By analyzing existing cross correlation between Reinsurance Group of and HANOVER INSURANCE, you can compare the effects of market volatilities on Reinsurance Group and HANOVER INSURANCE and check how they will diversify away market risk if combined in the same portfolio for a given time horizon. You can also utilize pair trading strategies of matching a long position in Reinsurance Group with a short position of HANOVER INSURANCE. Check out your portfolio center. Please also check ongoing floating volatility patterns of Reinsurance Group and HANOVER INSURANCE.

Diversification Opportunities for Reinsurance Group and HANOVER INSURANCE

0.69
  Correlation Coefficient

Poor diversification

The 3 months correlation between Reinsurance and HANOVER is 0.69. Overlapping area represents the amount of risk that can be diversified away by holding Reinsurance Group of and HANOVER INSURANCE in the same portfolio, assuming nothing else is changed. The correlation between historical prices or returns on HANOVER INSURANCE and Reinsurance Group is a relative statistical measure of the degree to which these equity instruments tend to move together. The correlation coefficient measures the extent to which returns on Reinsurance Group of are associated (or correlated) with HANOVER INSURANCE. Values of the correlation coefficient range from -1 to +1, where.

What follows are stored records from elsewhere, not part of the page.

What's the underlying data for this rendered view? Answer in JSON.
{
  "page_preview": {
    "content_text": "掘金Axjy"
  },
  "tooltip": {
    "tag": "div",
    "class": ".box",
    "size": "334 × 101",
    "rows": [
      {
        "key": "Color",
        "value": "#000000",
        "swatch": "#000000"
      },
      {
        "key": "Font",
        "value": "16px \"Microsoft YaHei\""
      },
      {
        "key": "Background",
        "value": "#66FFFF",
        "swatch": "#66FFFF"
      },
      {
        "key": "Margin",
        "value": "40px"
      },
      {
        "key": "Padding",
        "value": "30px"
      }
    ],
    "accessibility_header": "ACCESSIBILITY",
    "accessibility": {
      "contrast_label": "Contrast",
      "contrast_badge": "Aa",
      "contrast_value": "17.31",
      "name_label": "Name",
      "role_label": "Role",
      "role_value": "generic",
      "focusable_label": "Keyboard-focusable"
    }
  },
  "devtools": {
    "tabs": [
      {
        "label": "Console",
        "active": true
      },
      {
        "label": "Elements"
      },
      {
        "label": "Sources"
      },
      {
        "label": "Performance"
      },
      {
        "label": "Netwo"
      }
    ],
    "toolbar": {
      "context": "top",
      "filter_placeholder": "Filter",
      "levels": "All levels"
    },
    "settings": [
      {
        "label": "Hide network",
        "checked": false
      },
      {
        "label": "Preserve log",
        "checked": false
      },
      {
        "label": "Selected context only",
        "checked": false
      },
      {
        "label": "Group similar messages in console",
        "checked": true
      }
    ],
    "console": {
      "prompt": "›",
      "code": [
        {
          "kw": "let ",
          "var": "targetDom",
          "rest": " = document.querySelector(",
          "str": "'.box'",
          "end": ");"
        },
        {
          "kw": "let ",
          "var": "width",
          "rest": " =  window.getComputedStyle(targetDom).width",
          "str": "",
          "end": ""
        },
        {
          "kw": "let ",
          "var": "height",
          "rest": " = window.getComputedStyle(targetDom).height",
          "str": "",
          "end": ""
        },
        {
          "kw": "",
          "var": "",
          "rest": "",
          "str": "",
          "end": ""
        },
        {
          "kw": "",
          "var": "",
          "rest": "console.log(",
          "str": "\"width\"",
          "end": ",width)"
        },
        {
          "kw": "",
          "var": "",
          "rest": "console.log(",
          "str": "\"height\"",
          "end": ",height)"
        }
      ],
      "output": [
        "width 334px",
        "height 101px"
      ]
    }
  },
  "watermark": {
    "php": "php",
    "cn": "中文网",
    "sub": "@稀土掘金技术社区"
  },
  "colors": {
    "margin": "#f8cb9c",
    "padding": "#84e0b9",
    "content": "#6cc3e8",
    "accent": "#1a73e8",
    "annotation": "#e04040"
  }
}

The correlation of zero (0) is possible when the price movement of HANOVER INSURANCE has no effect on the direction of Reinsurance Group i.e., Reinsurance Group and HANOVER INSURANCE go up and down completely randomly.

Pair Corralation between Reinsurance Group and HANOVER INSURANCE

Assuming the 90 days trading horizon Reinsurance Group of is expected to under-perform the HANOVER INSURANCE. In addition to that, Reinsurance Group is 1.06 times more volatile than HANOVER INSURANCE. It trades about -0.03 of its total potential returns per unit of risk. HANOVER INSURANCE is currently generating about 0.0 per unit of volatility. If you would invest  14,224  in HANOVER INSURANCE on April 25, 2025 and sell it today you would lose (124.00) from holding HANOVER INSURANCE or give up 0.87% of portfolio value over 90 days.
Time Period3 Months [change]
DirectionMoves Together 
StrengthSignificant
Accuracy100.0%
ValuesDaily Returns

Reinsurance Group of  vs.  HANOVER INSURANCE

 Performance 
       Timeline  
Reinsurance Group 

Risk-Adjusted Performance

Very Weak

 
Weak
 
Strong
Over the last 90 days Reinsurance Group of has generated negative risk-adjusted returns adding no value to investors with long positions. Despite nearly stable basic indicators, Reinsurance Group is not utilizing all of its potentials. The newest stock price disturbance, may contribute to mid-run losses for the stockholders.
HANOVER INSURANCE 

Risk-Adjusted Performance

Very Weak

 
Weak
 
Strong
Over the last 90 days HANOVER INSURANCE has generated negative risk-adjusted returns adding no value to investors with long positions. In spite of rather sound basic indicators, HANOVER INSURANCE is not utilizing all of its potentials. The latest stock price tumult, may contribute to shorter-term losses for the shareholders.

Reinsurance Group and HANOVER INSURANCE Volatility Contrast

   Predicted Return Density   
       Returns  

Pair Trading with Reinsurance Group and HANOVER INSURANCE

The main advantage of trading using opposite Reinsurance Group and HANOVER INSURANCE positions is that it hedges away some unsystematic risk. Because of two separate transactions, even if Reinsurance Group position performs unexpectedly, HANOVER INSURANCE can make up some of the losses. Pair trading also minimizes risk from directional movements in the market. For example, if an entire industry or sector drops because of unexpected headlines, the short position in HANOVER INSURANCE will offset losses from the drop in HANOVER INSURANCE's long position.
The idea behind Reinsurance Group of and HANOVER INSURANCE pairs trading is to make the combined position market-neutral, meaning the overall market's direction will not affect its win or loss (or potential downside or upside). This can be achieved by designing a pairs trade with two highly correlated stocks or equities that operate in a similar space or sector, making it possible to obtain profits through simple and relatively low-risk investment.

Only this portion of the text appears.